Era il 1 luglio 2017 quando Vasco Rossi invadeva il Parco Enzo Ferrari per i suoi quarant’anni di carriera incidendo uno dei traguardi più belli della storia della musica: il Modena Park.
Un concerto-evento, una tempesta musicale senza precedenti.
Duecentoventimila fan arrivati da tutta Italia per brindare al cantante di Zocca, in un luogo simbolo per lui: laddove, cioè, aveva raccolto poco più di una manciata di persone, al suo debutto artistico.
Quel luogo il 1 luglio è stato il più grande formicaio del mondo.
La storia vincente di Vasco Rossi è una storia che piace, fa sognare il suo popolo. Quei fan con cui, lui, non si tira mai indietro e, anzi, addirittura benedice con una frase che ormai chiude tutte le sue serate “Ce la farete tutti”. Lasciando concettualmente un’eredità da investire.

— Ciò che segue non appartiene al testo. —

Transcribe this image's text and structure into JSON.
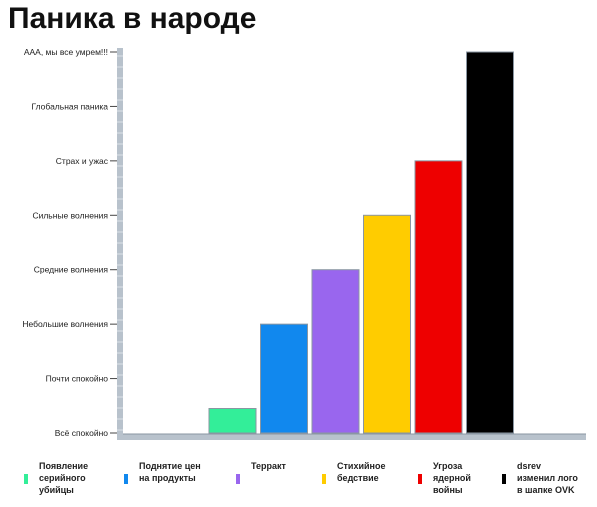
{
  "chart_data": {
    "type": "bar",
    "title": "Паника в народе",
    "xlabel": "",
    "ylabel": "",
    "y_levels": [
      "Всё спокойно",
      "Почти спокойно",
      "Небольшие волнения",
      "Средние волнения",
      "Сильные волнения",
      "Страх и ужас",
      "Глобальная паника",
      "ААА, мы все умрем!!!"
    ],
    "ylim": [
      0,
      7
    ],
    "grid": false,
    "legend_position": "bottom",
    "categories": [
      "Появление серийного убийцы",
      "Поднятие цен на продукты",
      "Терракт",
      "Стихийное бедствие",
      "Угроза ядерной войны",
      "dsrev изменил лого в шапке OVK"
    ],
    "legend_lines": [
      [
        "Появление",
        "серийного",
        "убийцы"
      ],
      [
        "Поднятие цен",
        "на продукты"
      ],
      [
        "Терракт"
      ],
      [
        "Стихийное",
        "бедствие"
      ],
      [
        "Угроза",
        "ядерной",
        "войны"
      ],
      [
        "dsrev",
        "изменил лого",
        "в шапке OVK"
      ]
    ],
    "values": [
      0.45,
      2.0,
      3.0,
      4.0,
      5.0,
      7.0
    ],
    "colors": [
      "#33ee99",
      "#1188ee",
      "#9966ee",
      "#ffcc00",
      "#ee0000",
      "#000000"
    ]
  }
}
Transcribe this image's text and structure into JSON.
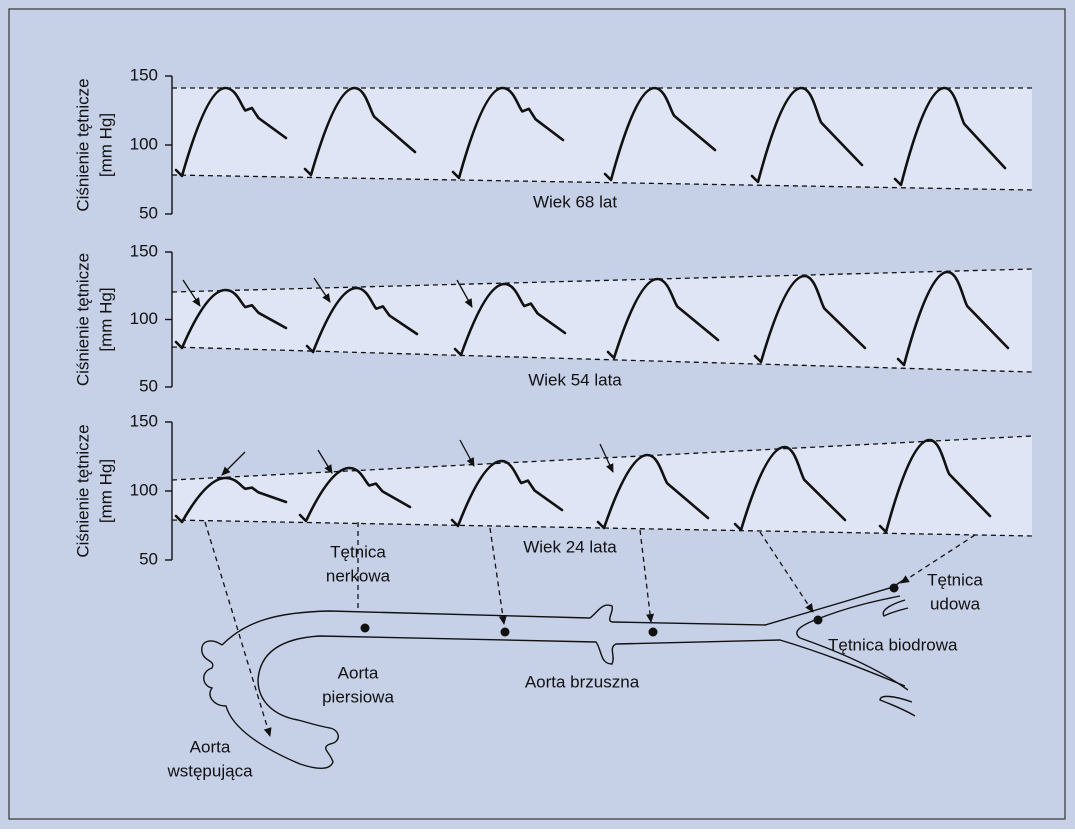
{
  "panels": [
    {
      "y_label": "Ciśnienie tętnicze",
      "y_unit": "[mm Hg]",
      "yticks": [
        50,
        100,
        150
      ],
      "age": "Wiek 68 lat"
    },
    {
      "y_label": "Ciśnienie tętnicze",
      "y_unit": "[mm Hg]",
      "yticks": [
        50,
        100,
        150
      ],
      "age": "Wiek 54 lata"
    },
    {
      "y_label": "Ciśnienie tętnicze",
      "y_unit": "[mm Hg]",
      "yticks": [
        50,
        100,
        150
      ],
      "age": "Wiek 24 lata"
    }
  ],
  "labels": {
    "renal": [
      "Tętnica",
      "nerkowa"
    ],
    "femoral": [
      "Tętnica",
      "udowa"
    ],
    "iliac": "Tętnica biodrowa",
    "thoracic": [
      "Aorta",
      "piersiowa"
    ],
    "abdominal": "Aorta brzuszna",
    "ascending": [
      "Aorta",
      "wstępująca"
    ]
  }
}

Questa energia, questo carisma che investe la massa, questa iniezione di fiducia di cui, gli uomini, hanno sempre bisogno è lì, presente nelle sue esibizioni, nei suoni che rimbalzano, nelle melodie non scritte.
Dopo Modena Park e quasi tre ore di concerto è difficile eguagliare sé stessi. Eppure, ieri sera a Roma, così come anche a Torino, la storia si è ripetuta.
Lo Stadio Olimpico di Roma è in delirio, le canzoni rock scorrono a un ritmo che fa venire voglia di ballare, gridare, dirlo alla luna cosa si prova a starsene ore con l’adrenalina nel corpo. E quanto sia trascinante cantare all’unisono dei testi, il cui spessore umano, vibra, fino a far riflettere.
Ci si sente appartenere a un pensiero unico, come quando Gli spari sopra si dirama dal palco e raggiunge la gente per lanciare un messaggio di pace; o quando Un mondo migliore guarda al cielo per raccontarsi un’altra favola.
Testi mai uguali, atmosfere che hanno sempre ammiccato ai tempi correnti e mai alle mode, che si sono sempre fatte scudo con la sincerità sfacciata di Vasco Rossi, un’indole che lo ha reso impopolare tra i critici ma non tra la gente comune.
La scaletta poteva mirare a qualche canzone più emotiva, come Gli Angeli, che raramente si affaccia sul palco e, avrebbe potuto riproporre qualche pezzo più recente, come Il Blues della chitarra sola, che sa divertire con il gioco delle note sospese.
Vasco avrebbe potuto aggredire il pubblico a suon di Sballi ravvicinati del terzo tipo, pur mancando il grip del batterista statunitense Will Hunt, assente ieri sera, o scartare la solita Sally, canzone-paracula del suo repertorio, che però conquista i romantici e i nostalgici.
Avrebbe, sì. Ma tanto, ogni pezzo che sale i gradini dei suoi concerti, diventa un’ossessione, un nuovo pezzo mai ascoltato prima. Gira nell’aria come se fosse un mulinello e non si ferma fino a quando le luci restano spente, è nella testa, nelle corde, nelle mani alzate, nella pancia.
Poi si spegne tutto, le luci illuminano, purtroppo, le bottiglie vuote lasciate a terra. Uno spettacolo indegno, soprattutto quando ancora c’è in giro il sapore di quei testi impegnati, che gridano alla rivoluzione, alla volontà di cambiare il mondo.
Poi subentra in fretta la voglia del prossimo concerto. La corsa ai biglietti. E poco importa che sia tra un anno. Vasco Rossi è un appuntamento col destino. E chissà, magari è la volta di San Siro.